There is mental overhead, run-time overhead, and memory efficiency
overhead in manual memory management. In sophisticated data structures
with significant linking, one either has to manage ownership and
lifetime to decide when to free things, or one starts to implement
a manual GC, say with reference counting. As long there aren't any
circular references, reference counting won't orphan memory, otherwise
its back to careful tracking of ownership (which I found was often not
documented as part of a function's interface).

The main problems with C for memory management are stack allocation
and having such pointers to such objects live longer than the function
that passed the pointers along, not freeing memory, freeing memory
more than once, and the pinned nature of memory from malloc and friends
which prevents the memory manager from moving thins to make contigous
space space for a really big allocation.

Its even more fun if you pass pointers to the middle of a structure
to functions that squirrel them away. All of a sudden, reference
counting gets nasty. The called function has no idea the pointer
it was given is part of a larger structure and that's where the
reference count should be incremented. In C++ one could use genericized
smart pointers that actually contain the reference count's memory address
and the data structure's address. More code to maintain, pointer creation
becomes more verbose, and this assumes that circular references
aren't a problem.

Issues that arise with C-style memory managers are fragmentation
and cache locality. External fragmentation occurs where the size
of the free memory areas decreases with time as many malloc/free
cycles occur. Internal fragmention is the left-over space not used
in a structure that is mapped onto the memory returned by malloc.
General purpose allocators want to work with a small number of
allocation unit sizes. Otherwise the external fragmentation gets
really bad. So when you ask 18 bytes for a structure, you may well
have actually consumed 32 bytes. Do a literature search on memory
allocators for C libraries, you'll find many kinds.

So you say, I know my memory use I'll just write my own application
level memory manager. If you have simple data structures, this can
be efficient, but as soon as you start having complicated structures
with pointers it gets messy. Suppose you create a set of heaps sized
exactly for the size of the structures in the application (e.g.
a linked list of 1000x18 byte chunks + linking over head).
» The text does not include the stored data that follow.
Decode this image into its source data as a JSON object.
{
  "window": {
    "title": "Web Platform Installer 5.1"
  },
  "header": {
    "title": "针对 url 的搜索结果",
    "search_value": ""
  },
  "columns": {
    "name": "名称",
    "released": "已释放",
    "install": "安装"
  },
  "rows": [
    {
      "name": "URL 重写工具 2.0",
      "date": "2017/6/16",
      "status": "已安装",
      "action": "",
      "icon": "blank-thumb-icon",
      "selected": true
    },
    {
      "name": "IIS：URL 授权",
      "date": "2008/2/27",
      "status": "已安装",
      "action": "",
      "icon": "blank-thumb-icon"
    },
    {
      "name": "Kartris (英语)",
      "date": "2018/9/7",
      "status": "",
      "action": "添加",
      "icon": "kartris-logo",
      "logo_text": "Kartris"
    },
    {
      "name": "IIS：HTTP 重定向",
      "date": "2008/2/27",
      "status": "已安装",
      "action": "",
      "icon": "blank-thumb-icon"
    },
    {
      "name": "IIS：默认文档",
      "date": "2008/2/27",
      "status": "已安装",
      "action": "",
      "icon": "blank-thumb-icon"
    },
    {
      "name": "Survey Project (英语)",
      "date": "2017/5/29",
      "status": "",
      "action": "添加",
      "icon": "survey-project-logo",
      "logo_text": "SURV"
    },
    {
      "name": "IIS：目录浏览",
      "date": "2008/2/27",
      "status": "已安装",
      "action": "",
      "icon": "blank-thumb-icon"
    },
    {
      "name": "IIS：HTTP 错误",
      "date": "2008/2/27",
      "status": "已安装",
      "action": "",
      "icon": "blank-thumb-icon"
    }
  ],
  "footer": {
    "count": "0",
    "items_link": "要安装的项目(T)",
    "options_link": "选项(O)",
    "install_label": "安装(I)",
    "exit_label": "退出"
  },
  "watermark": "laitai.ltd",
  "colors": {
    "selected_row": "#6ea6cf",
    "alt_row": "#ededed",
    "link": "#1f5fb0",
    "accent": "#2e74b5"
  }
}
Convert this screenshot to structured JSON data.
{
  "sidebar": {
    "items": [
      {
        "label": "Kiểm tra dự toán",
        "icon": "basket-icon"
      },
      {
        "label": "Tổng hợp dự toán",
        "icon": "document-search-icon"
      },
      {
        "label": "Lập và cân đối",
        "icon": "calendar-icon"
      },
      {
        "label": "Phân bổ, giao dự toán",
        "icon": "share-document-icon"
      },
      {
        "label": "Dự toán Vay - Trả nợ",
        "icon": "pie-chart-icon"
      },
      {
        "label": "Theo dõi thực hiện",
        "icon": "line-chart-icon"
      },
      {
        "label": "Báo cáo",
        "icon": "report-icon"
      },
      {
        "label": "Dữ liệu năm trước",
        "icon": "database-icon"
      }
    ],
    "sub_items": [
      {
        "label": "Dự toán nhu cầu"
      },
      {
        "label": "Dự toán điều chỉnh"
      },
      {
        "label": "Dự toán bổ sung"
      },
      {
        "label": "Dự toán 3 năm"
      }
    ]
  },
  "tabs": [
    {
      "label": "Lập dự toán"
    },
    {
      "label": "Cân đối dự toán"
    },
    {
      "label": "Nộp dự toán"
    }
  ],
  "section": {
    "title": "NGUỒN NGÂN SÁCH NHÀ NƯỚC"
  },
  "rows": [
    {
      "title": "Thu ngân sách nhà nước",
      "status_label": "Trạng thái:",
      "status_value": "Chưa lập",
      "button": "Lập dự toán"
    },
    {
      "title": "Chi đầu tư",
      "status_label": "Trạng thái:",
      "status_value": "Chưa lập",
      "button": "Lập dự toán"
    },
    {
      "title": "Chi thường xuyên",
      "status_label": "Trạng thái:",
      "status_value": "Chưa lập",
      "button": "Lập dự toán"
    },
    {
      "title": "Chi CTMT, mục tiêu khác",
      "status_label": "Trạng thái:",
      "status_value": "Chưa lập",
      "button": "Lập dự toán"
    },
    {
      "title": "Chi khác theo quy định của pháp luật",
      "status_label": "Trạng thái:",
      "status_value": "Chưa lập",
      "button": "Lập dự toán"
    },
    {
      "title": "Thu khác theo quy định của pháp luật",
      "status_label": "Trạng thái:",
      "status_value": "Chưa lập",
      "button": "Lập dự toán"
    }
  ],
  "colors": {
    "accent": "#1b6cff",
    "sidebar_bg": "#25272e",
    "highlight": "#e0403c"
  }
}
How big
should those heaps be? Do you free parts of them after a temporary
spike in usage? If so, how are you going to know that a region of memory
isn't being used? What about the fragmentation that freeing might
create? (e.g. free one 1000x18 chunk, but then grab a 1000x12 chunk
from that freed area).

GC does have some efficiency compared to C-style allocation. Fragmentation
isn't an issue with copying collectors because the memory gets compacted
periodically. This can be a potential help with cache-locality. It used
to be that C's stack allocate and free was a major performance win compared
to GC. Modern GC's have been tuned to handle lots of alloc-quickly-free
memory usage.

The perceived run-time difference between C memory management and GC-based,
is a pause if the GC needs to do a large collection run. With the C-style,
you pay the cost of the memory management with every malloc/free call amortizing
the overhead in smaller chunks. GC has gotten better. but it is still an
occasional occurrence. For example, Eclipse infrequently pauses on me,
maybe once a day.

On a side note, an interesting experiment is being done with Java in the embedded
space. A person I talked to at BJUG is looking at a CPU+FPGA combination for
running the Java environment. The idea is for the JVM's just-in-time compilation
code to compile some ops directly to the FPGA and run the ops concurrently with
the rest of the interpreter compiled native code.